T-Mobile to pay $350 million in settlement over massive hacking

FILE PHOTO: A T-Mobile logo is seen on the storefront door of a store in Manhattan, New York, U.S., April 30, 2018. REUTERS/Shannon Stapleton

(Reuters) - T-Mobile US Inc agreed on Friday to pay $350 million and spend an additional $150 million to upgrade data security to settle litigation over a cyberattack last year that compromised information belonging to an estimated 76.6 million people.

The preliminary settlement was filed with the federal court in Kansas City, Missouri.

It requires a judge's approval, which the second-largest U.S. wireless carrier said could come by December.

T-Mobile denied wrongdoing, specifically, including accusations that it breached its duties to protect customers' personal information and had inadequate data security.

The Bellevue, Washington-based company expects an approximately $400 million pre-tax charge in this year's second quarter for the settlement. It said it contemplated the charge and $150 million of spending in prior financial guidance.
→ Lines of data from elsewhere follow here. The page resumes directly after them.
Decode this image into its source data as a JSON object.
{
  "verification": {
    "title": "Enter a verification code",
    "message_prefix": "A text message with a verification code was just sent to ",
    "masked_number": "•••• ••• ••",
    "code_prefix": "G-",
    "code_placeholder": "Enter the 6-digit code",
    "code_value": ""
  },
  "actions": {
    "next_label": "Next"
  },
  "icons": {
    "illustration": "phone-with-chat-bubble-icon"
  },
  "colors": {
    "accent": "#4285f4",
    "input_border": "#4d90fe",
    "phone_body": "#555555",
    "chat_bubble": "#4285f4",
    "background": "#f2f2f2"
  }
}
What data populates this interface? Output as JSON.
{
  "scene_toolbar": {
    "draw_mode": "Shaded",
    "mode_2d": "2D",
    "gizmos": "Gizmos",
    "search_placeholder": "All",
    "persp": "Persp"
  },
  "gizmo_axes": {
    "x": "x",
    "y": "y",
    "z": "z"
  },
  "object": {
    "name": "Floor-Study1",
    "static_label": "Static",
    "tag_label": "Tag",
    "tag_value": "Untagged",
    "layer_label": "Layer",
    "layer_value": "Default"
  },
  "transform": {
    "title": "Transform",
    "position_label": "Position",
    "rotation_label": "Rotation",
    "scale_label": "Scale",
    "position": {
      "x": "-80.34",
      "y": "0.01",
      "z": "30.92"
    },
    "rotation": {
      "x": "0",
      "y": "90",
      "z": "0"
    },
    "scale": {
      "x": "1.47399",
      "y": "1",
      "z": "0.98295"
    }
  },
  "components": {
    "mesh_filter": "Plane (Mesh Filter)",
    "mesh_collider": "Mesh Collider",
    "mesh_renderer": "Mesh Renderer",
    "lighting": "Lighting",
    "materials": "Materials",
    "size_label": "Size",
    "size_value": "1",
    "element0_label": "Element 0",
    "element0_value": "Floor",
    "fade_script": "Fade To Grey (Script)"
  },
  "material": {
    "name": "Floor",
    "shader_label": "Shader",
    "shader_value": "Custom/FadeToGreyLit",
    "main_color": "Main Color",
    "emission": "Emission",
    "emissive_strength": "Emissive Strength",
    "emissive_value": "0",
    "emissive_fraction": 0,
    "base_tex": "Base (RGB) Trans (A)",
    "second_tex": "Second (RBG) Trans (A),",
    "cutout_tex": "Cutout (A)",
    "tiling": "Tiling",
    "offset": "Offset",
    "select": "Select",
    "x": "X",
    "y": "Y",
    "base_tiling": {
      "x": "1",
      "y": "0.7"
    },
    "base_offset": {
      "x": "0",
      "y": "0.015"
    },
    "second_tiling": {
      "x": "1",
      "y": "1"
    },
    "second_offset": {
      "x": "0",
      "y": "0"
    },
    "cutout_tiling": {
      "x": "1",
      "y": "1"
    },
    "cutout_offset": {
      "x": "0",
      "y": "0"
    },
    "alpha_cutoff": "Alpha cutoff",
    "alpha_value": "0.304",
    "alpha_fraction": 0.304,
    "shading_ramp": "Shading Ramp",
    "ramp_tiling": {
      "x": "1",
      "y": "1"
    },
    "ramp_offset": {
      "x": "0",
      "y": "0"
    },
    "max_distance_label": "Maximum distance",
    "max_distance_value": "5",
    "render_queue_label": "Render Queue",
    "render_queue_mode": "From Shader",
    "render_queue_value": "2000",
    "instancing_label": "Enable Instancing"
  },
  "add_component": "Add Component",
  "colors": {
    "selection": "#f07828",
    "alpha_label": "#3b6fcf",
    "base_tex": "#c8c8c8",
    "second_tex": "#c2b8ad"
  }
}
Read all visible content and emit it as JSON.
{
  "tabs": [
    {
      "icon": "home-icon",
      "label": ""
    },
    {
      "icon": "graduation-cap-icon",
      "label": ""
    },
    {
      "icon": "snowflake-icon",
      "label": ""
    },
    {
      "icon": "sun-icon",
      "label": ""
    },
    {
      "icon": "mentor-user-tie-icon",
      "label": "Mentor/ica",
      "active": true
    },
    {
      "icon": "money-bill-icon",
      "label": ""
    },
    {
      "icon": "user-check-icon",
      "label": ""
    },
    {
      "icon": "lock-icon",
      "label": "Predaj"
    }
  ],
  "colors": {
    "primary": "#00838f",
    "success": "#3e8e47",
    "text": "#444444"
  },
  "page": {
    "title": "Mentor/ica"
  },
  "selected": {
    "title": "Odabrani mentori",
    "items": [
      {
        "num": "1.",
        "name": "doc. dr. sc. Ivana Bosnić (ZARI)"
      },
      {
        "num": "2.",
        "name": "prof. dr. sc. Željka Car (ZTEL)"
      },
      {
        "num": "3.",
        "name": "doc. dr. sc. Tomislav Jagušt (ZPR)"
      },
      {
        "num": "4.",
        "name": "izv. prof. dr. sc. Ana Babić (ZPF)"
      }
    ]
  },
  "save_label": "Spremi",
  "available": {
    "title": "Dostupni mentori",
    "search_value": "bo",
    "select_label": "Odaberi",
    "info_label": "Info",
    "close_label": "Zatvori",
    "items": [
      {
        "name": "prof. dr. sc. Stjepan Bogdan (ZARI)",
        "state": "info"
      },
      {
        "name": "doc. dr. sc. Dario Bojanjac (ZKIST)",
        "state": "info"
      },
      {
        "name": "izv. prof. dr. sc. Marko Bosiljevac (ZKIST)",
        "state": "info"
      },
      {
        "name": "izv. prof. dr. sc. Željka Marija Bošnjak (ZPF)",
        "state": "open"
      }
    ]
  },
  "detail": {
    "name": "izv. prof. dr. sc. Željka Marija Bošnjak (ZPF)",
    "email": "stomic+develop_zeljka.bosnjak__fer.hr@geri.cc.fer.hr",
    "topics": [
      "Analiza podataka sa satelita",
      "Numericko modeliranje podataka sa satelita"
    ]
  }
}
T-Mobile disclosed the data breach last August, saying at the time it affected more than 47 million current, former and prospective customers.

The number soon grew past 50 million, and T-Mobile said in November its investigation uncovered an additional 26 million people whose personal information was accessed.

T-Mobile has said the information included names, addresses, birth dates, driver's license data and Social Security numbers.

Friday's settlement covered nationwide litigation combining at least 44 proposed class-action lawsuits.

Class members may receive cash payments of $25, or $100 in California, and some could receive up to $25,000 to cover out-of-pocket losses, settlement papers show. They will also receive two years of identity theft protection.

John Binns, a 21-year-old American who had moved to Turkey a few years earlier, took responsibility for the hacking, saying he pierced T-Mobile defenses after finding an unprotected router on the internet, The Wall Street Journal said last August.

The plaintiffs' lawyers may seek fees of up to 30%, or $105 million, from the settlement, the settlement papers show.